“The Americans, we are convincingly told, are the most materialistic of peoples, and on the other hand, they are the most idealistic, the most revolutionary, and conversely, the most conservative; the most rampantly individualistic and simultaneously, the most gregarious and herd-like; the most irreverent toward their elders, contrariwise, the most abject worshipers of ‘Mom.’ They have an unbridled admiration of everything big, from bulldozers to bosoms; and they are in love with everything diminutive, from the ‘small hotel’ in the song to the ‘little women’ in the kitchen”
– John Kouwenhoven, What’s “American” about America?
Desire and modesty in American culture live in an uneasy and sometimes nonsensical, coexistence. Through campy, kitsch-inspired images stemming from my Midwest background, I explore the desires, expectations, and stereotypes of what it means to be a strong-willed and occasionally arrogant, American.

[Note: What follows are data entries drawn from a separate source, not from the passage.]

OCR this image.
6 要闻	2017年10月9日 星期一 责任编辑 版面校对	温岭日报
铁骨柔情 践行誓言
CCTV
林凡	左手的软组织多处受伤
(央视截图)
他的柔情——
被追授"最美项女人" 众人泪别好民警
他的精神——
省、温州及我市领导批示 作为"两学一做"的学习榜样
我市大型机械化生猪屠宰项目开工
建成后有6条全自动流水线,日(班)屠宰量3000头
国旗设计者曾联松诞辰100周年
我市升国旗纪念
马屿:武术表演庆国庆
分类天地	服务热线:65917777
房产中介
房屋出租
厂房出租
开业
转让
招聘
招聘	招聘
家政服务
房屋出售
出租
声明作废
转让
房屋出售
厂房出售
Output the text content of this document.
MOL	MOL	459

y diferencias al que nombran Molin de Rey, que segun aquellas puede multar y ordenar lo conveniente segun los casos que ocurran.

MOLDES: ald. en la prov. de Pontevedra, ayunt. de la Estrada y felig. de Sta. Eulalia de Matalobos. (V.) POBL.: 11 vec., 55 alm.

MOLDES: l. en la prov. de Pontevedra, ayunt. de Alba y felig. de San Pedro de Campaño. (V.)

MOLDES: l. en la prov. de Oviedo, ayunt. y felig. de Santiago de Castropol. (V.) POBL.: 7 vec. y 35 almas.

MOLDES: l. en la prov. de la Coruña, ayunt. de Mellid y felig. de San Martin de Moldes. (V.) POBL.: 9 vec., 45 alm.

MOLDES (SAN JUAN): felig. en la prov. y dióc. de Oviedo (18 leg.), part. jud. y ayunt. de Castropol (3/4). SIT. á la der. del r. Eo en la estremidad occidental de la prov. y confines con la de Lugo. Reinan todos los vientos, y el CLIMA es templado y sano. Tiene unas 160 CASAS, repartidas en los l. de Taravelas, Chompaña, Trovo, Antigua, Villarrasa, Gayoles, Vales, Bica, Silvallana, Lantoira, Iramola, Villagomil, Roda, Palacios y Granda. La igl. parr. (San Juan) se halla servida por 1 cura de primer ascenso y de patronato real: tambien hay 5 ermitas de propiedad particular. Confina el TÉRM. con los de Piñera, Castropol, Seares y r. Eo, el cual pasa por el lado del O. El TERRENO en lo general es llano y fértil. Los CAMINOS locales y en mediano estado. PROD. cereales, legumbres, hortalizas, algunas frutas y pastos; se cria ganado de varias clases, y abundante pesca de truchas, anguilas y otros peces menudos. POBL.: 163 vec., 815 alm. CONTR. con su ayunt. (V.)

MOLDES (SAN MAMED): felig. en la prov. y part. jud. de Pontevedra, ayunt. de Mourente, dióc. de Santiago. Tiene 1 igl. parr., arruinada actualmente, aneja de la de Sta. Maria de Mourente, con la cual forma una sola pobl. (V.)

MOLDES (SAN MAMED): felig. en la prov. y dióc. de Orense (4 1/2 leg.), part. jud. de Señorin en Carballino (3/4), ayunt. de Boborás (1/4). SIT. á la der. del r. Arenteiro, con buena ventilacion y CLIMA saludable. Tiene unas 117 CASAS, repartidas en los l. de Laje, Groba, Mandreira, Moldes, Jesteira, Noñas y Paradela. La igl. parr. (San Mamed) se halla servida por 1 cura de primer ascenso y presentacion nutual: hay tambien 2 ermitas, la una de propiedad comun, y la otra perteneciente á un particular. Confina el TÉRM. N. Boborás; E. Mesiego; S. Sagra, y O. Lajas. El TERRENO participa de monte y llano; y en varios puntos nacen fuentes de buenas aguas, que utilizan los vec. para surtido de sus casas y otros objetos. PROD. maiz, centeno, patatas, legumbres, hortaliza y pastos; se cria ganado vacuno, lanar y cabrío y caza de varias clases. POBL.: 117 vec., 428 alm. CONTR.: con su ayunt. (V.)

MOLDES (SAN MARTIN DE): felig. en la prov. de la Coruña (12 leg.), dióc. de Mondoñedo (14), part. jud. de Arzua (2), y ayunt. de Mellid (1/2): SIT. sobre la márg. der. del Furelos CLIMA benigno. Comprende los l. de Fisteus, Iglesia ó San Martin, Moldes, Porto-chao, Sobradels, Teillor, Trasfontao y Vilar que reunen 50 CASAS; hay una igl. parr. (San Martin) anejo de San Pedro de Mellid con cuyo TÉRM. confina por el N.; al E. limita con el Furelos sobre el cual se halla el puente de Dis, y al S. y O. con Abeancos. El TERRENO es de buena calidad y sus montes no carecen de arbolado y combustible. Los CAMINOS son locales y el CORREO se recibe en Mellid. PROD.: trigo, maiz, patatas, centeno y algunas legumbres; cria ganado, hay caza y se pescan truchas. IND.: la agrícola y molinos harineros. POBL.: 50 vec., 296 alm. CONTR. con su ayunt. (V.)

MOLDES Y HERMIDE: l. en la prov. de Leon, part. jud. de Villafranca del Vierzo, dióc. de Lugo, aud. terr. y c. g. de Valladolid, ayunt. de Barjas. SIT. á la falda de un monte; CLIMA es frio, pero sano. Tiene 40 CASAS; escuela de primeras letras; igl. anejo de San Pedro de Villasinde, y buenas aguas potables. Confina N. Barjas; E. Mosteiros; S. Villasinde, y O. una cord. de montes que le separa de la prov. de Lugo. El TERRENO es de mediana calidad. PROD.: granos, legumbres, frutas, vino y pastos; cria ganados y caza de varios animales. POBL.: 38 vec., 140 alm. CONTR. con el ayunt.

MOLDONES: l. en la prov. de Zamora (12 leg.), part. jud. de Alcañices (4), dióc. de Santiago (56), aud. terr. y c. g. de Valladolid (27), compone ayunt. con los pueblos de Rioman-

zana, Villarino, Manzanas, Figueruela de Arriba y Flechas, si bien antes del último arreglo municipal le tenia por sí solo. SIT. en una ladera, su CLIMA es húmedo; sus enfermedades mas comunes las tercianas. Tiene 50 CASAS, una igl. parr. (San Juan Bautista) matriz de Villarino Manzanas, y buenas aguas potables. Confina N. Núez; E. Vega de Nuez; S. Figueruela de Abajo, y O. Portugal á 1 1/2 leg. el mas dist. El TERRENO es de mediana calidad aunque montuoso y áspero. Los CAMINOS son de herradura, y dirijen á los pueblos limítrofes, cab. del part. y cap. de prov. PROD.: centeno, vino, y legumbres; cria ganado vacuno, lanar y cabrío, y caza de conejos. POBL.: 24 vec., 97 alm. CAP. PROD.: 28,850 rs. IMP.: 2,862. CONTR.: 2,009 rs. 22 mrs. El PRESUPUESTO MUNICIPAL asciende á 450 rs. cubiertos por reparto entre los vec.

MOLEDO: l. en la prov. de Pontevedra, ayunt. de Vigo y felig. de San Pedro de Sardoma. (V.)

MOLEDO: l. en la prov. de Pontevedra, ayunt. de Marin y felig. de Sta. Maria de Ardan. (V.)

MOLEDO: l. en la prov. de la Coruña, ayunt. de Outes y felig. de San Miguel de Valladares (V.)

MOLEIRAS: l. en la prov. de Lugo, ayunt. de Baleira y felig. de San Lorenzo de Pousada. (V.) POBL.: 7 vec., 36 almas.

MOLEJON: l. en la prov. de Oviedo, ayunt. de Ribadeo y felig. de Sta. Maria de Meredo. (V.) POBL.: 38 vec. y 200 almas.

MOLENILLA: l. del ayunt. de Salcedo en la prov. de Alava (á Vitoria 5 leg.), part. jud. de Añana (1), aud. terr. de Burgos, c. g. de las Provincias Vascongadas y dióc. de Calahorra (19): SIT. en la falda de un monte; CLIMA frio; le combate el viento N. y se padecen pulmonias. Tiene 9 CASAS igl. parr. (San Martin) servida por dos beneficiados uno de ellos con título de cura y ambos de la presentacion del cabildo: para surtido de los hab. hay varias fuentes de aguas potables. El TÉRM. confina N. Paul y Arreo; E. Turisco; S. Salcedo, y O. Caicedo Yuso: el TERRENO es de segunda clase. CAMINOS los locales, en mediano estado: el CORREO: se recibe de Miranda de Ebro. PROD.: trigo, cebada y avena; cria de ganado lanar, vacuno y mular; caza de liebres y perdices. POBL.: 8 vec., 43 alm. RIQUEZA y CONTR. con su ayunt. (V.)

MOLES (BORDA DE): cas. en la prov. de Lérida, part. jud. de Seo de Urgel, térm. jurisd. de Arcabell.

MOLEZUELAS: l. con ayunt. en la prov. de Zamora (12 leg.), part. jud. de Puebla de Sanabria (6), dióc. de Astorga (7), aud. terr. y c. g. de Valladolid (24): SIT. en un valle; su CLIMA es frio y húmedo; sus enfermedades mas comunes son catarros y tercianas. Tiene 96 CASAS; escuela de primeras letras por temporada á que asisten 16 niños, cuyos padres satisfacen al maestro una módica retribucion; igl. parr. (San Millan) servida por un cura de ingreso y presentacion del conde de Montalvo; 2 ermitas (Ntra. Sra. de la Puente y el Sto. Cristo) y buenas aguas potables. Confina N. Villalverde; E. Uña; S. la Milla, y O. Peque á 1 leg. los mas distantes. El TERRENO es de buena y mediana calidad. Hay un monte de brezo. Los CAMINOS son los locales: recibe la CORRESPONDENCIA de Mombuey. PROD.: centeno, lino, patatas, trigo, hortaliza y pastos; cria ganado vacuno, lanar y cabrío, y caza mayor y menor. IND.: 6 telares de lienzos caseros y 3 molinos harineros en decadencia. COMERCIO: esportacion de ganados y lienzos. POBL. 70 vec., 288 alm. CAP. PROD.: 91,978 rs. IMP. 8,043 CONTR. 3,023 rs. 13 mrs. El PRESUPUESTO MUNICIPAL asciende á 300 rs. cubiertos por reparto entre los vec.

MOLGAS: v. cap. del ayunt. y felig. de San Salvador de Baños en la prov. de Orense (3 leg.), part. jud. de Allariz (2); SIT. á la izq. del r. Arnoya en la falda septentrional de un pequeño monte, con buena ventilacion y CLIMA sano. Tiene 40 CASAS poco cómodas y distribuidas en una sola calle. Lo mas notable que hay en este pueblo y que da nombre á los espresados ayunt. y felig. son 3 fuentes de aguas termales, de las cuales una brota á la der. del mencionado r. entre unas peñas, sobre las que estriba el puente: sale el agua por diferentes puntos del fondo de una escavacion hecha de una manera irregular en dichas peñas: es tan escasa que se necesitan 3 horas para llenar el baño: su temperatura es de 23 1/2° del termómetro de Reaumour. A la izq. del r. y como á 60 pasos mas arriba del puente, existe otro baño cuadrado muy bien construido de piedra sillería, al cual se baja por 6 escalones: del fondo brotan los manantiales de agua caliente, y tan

It is my belief that most of what we think, say, do and experience comes from desire. Consciously or not, these desires are constantly shifting and re-defining our sense of who we are as individuals. We want iPhones, greasy burgers, sexual partners and high-ranking jobs because we ultimately think that these things and experiences are directly linked to happiness.
I deconstruct and rearrange a selection of mundane images inspired iconic American advertising and imagery and use these images as a way of exploring how visual culture shapes and reflects our own views and values. Additionally, I am interested in how these projected values influence national identity and our place within it.
This exhibition took place at Rhetorical Galleries in Phoenix, Arizona in July 2016.